Svetlana Savić

Svetlana Savić (1971, Belgrade) is an assistant professor (docent) at the Composition Department of the Faculty of Music in Belgrade. She has collaborated with renowned Serbian and foreign performers, ensembles, and orchestras. Her major works include Sirota tužna Don Huanova kći (The Poor Sad Don Juan’s Daughter) for soloists, women’s choir, and electronics, Quincunx and Trans-verzije (Trans-versions) for string orchestra, Sustineo and Ekstraverzije (Extraversions) for symphonic orchestra, Pesme o zvezdama (Songs about the Stars) for women’s choir and chamber orchestra, Re-verzije (Re-versions) for chamber ensembles, D-versions and Versions fugitives for electronics, Il tempo sensibile and Tempo mobile for clarinet, violin, and piano, Zarobljena (In Captivity) for women’s choir and electronics, and Soneti (Sonnets) for female vocals, violoncello, piano, and electronics.

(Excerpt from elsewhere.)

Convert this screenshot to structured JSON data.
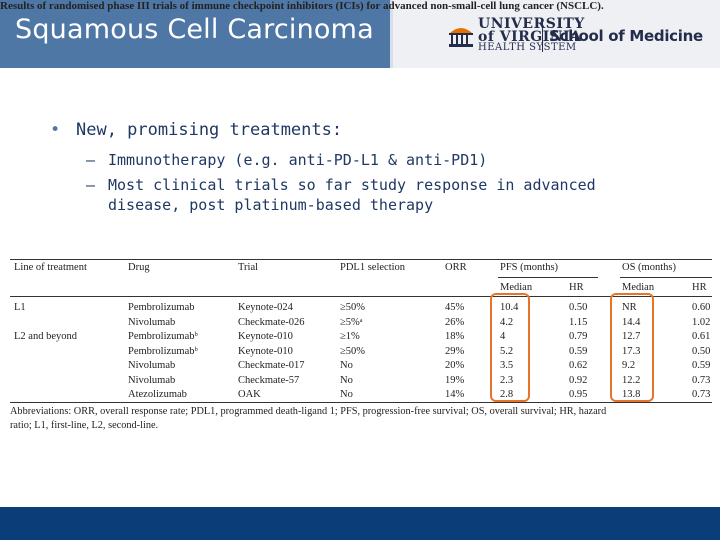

Her piece Zarobljena won the 2014 Mokranjac Award.

The work Tempo mobile was inspired by Movement, pulse, ticking, and time. It emerged out of the five tone rows I devised for the second movement of my work Il Tempo mobile, ‘San’ (Dream). Each row comprised five notes, which, when stacked up vertically, formed a chord. Whilst playing them, I could see colours. The first chord (F, G flat, A, B, C) was red, the second (E, G, A flat, B flat, C flat) was purple, the third (F sharp, A, B, C, D flat) blue, the fourth (G sharp, A sharp, B, C, D) green, and the fifth (A, C, C sharp, D sharp, E) yellow. I combined monochromatic rows and chords… sometimes I mixed them… both horizontally and vertically.

In addition to the magical number five, the number three (trio; three movements) is also active in this piece. The outer movements are mobile, vibrant, at times similar to music boxes. The second movement slips into allusions to Albinoni’s Adaggio – grieving for lost time, joy, and colours.

Tempo mobile is dedicated to my dear friends Madlen, Maja, and Miloš and their wonderful Movement for the Affirmation of New Serbian Music.